Competitive, professional matches only, appearances including substitutes appear in brackets.

|  | Name | Years | League | Cup | League Cup | Super Cup | Europe | Total | Ratio |
|---|---|---|---|---|---|---|---|---|---|
| 1 | CRO Marin Tomasov | 2017, 2018–Present | 105 (232) | 3 (13) | 1 (4) | 3 (6) | 20 (69) | 132 (324) | 0.41 |
| 2 | GHA Patrick Twumasi | 2013, 2014, 2015–2018 | 48 (123) | 6 (9) | 0 (0) | 0 (4) | 15 (35) | 69 (171) | 0.4 |
| 2 | KAZ Tanat Nusserbayev | 2011–2016 | 46 (152) | 5 (18) | 0 (0) | 0 (3) | 3 (24) | 54 (197) | 0.27 |
| 4 | DRC Junior Kabananga | 2015–2018, 2018–2019 | 31 (77) | 3 (5) | 0 (0) | 2 (2) | 6 (44) | 42 (128) | 0.33 |
| 5 | CAF Foxi Kéthévoama | 2012, 2013–2015 | 26 (109) | 5 (13) | 0 (0) | 1 (2) | 2 (22) | 34 (146) | 0.23 |
| 6 | KAZ Roman Murtazayev | 2017–2019, 2021 | 25 (110) | 0 (3) | 0 (0) | 0 (4) | 5 (36) | 30 (152) | 0.2 |
| 7 | KAZ Abat Aymbetov | 2021–2024 | 23 (58) | 4 (14) | 0 (0) | 0 (1) | 2 (18) | 29 (91) | 0.32 |
| 8 | NGR Geoffrey Chinedu | 2024–2026 | 18 (36) | 0 (1) | 3 (3) | 0 (0) | 6 (14) | 27 (54) | 0.5 |
| 9 | MDA Igor Bugaiov | 2010–2011 | 18 (57) | 6 (6) | 0 (0) | 2 (1) | - (-) | 26 (64) | 0.41 |
| 10 | ALB Nazmi Gripshi | 2024–2026 | 22 (38) | 0 (0) | 1 (2) | 0 (0) | 2 (13) | 25 (53) | 0.47 |

=== Clean sheets ===

Competitive, professional matches only, appearances including substitutes appear in brackets.

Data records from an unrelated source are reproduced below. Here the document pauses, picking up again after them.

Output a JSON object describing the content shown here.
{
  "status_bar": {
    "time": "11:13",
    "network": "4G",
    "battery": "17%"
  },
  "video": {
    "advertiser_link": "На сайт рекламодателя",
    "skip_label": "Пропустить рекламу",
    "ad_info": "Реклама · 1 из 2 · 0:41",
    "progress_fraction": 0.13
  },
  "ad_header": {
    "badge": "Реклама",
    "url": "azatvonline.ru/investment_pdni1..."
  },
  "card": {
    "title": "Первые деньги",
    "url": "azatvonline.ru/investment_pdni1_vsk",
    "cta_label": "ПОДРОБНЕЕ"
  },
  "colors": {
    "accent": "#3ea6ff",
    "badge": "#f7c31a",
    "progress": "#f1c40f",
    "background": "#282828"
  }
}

|  | Name | Years | League | Cup | League Cup | Super Cup | Europe | Total | Ratio |
|---|---|---|---|---|---|---|---|---|---|
| 1 | KAZ Nenad Erić | 2011–2020 | 96 (227) | 7 (16) | - (-) | 5 (7) | 21 (68) | 129 (318) | 0.41 |
| 2 | CRO Josip Čondrić | 2023–Present | 23 (56) | 0 (3) | 1 (3) | 0 (1) | 7 (27) | 31 (90) | 0.34 |
| 3 | KAZ Aleksandr Mokin | 2016-2019 | 24 (44) | 2 (6) | - (-) | 0 (0) | 1 (7) | 27 (57) | 0.47 |
| 4 | KAZ Aleksandr Zarutskiy | 2021–2024 | 11 (33) | 8 (16) | 0 (0) | 0 (2) | 0 (3) | 19 (54) | 0.35 |
| 5 | KAZ Mukhammedzhan Seysen | 2024–Present | 11 (30) | 0 (2) | 3 (3) | 0 (0) | 1 (5) | 15 (40) | 0.38 |
| 6 | RUS Roman Gerus | 2010 | 12 (23) | 1 (1) | - (-) | - (-) | - (-) | 13 (24) | 0.54 |
| 7 | KAZ Dmytro Nepohodov | 2019-2021 | 10 (24) | 0 (3) | - (-) | 1 (2) | 1 (5) | 12 (34) | 0.35 |
| 8 | RUS Aleksei Belkin | 2010-2012 | 5 (14) | 4 (4) | - (-) | 0 (1) | - (-) | 9 (19) | 0.47 |
| 8 | KAZ Vladimir Loginovsky | 2013-2015 | 8 (20) | 1 (4) | - (-) | 0 (0) | 0 (3) | 9 (27) | 0.33 |
| 10 | KAZ Roman Nesterenko | 2009 | 6 (15) | 1 (3) | - (-) | - (-) | - (-) | 7 (18) | 0.39 |

== Partnerships ==

- Real Sociedad (2013–present)
On 11 November 2013 it was announced that Astana had partnered with the La Liga team Real Sociedad to cooperate in terms of exchange of skills and knowledge, organization of friendly matches, training camps for youth development and grassroots football.
- Galatasaray S.K. (2014–present)
On 29 April 2014 it was announced that Astana Presidential Club had signed a memorandum of cooperation with the Galatasaray Sports Club. The memorandum chiefly provides for cooperation between the Astana and Galatasaray S.K. football departments.